Since 2006, we've made consistent monthly payments for our dedicated server. We have been a consistent, no-hassle revenue stream. But now, like AOL's dial-up service, our needs and the terms of our agreement have become hopelessly outdated. And yet, within the halls of Hurricane Electric's accounting and customer service groups, they would rather cling tightly to a few more months of revenue than create a positive customer experience. Somehow, all of that historical value that we represented to them is no match for a couple of months payment. In short, they do not connect this portion of their business with reputation and positive word of mouth.
Where we could have dissolved the relationship with a simple "their service offering ceased to match our needs," we moved into a "their service offering may have been acceptable at one time, but even if they were an okay match for your requirements today, I would not do business with them." In the same way that I would never give AOL my credit card information -- anyone who has ever tried to disconnect from them knows how difficult they make that transaction.
Auto-renew contracts can be a convenience to customers, but too often auto-renew is used like a club, hammering the customer with a commitment that doesn't match their needs. Because it's employed in scams and borderline scams by businesses that look to surreptitiously trap customers in leech-like transactions, businesses should be hyper-vigilant around the use of this tool. When your business becomes knowingly collecting funds well past the useful life of the contracted service, you've entered the land of scam. Let's apply a new term, scamification, to our lexicon.
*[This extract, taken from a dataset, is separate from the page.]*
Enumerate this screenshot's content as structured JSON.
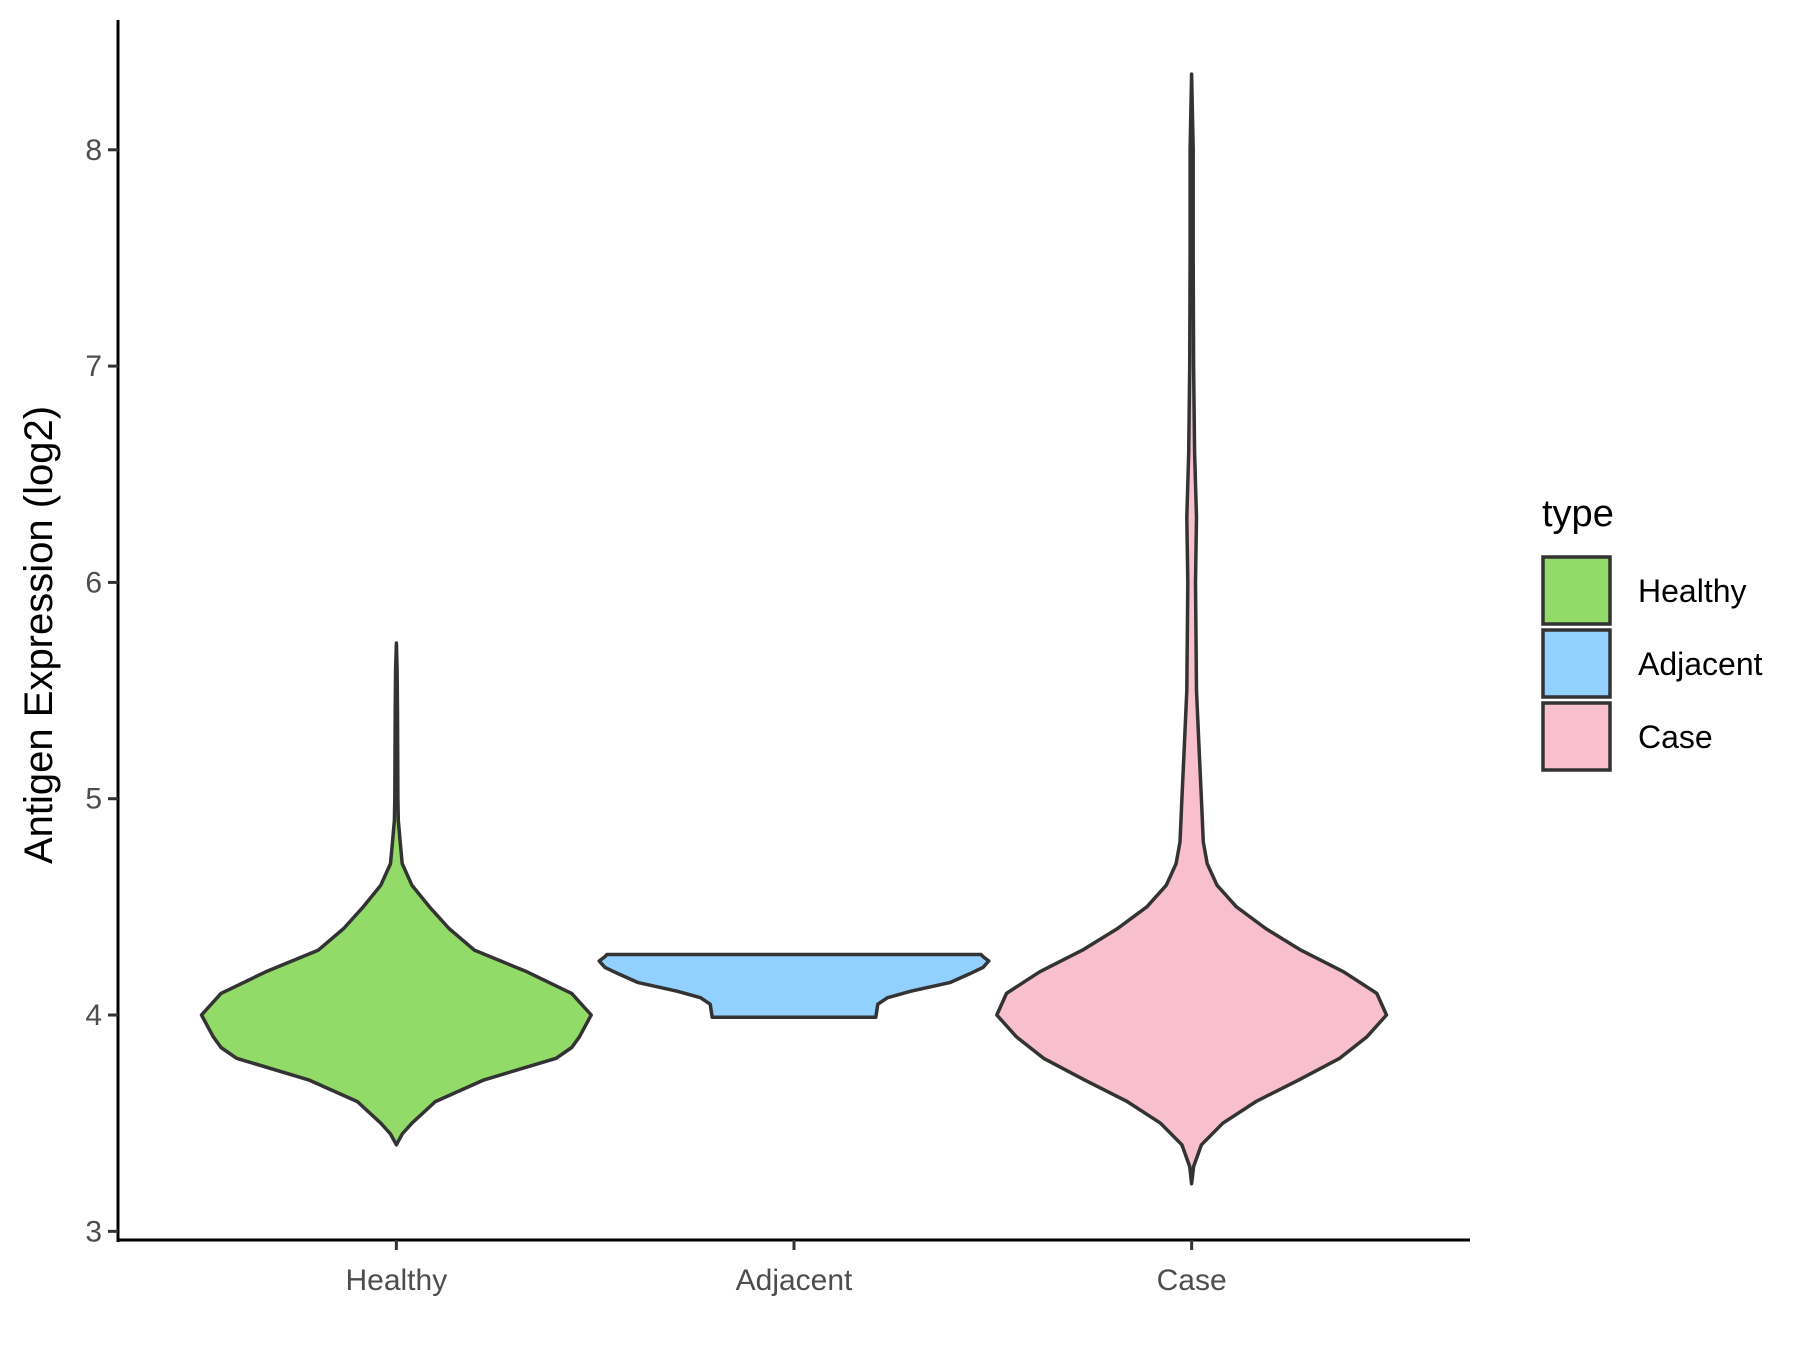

As marketers, it's particularly frustrating to see this kind of behavior from a business. When you think about all of the battles that you have to go through, justifying budgets in order to attract and win customers or to build reputation, only to watch all of those efforts flipped on their head when other parts of the business act aggressively to piss off the customer, it makes you crazy. Radio and print ads? Wasted. Those billboards? Pointless. When you compare the cost of what you might spend to publish a case study or a customer testimonial, then compare that to the negative word of mouth created by an angry customer -- or attempting to be former customer -- and yet, they don't get it.
After all is said and done, I would not do business with Hurricane Electric again. I would not recommend them to you either. While I would not put them in the same category as those scam businesses that trick you into an online transaction, then leech off of your credit card while you try to find a way to cancel their service, their business behaviors are such that it certainly reminded me of that type of business. Caveat Emptor.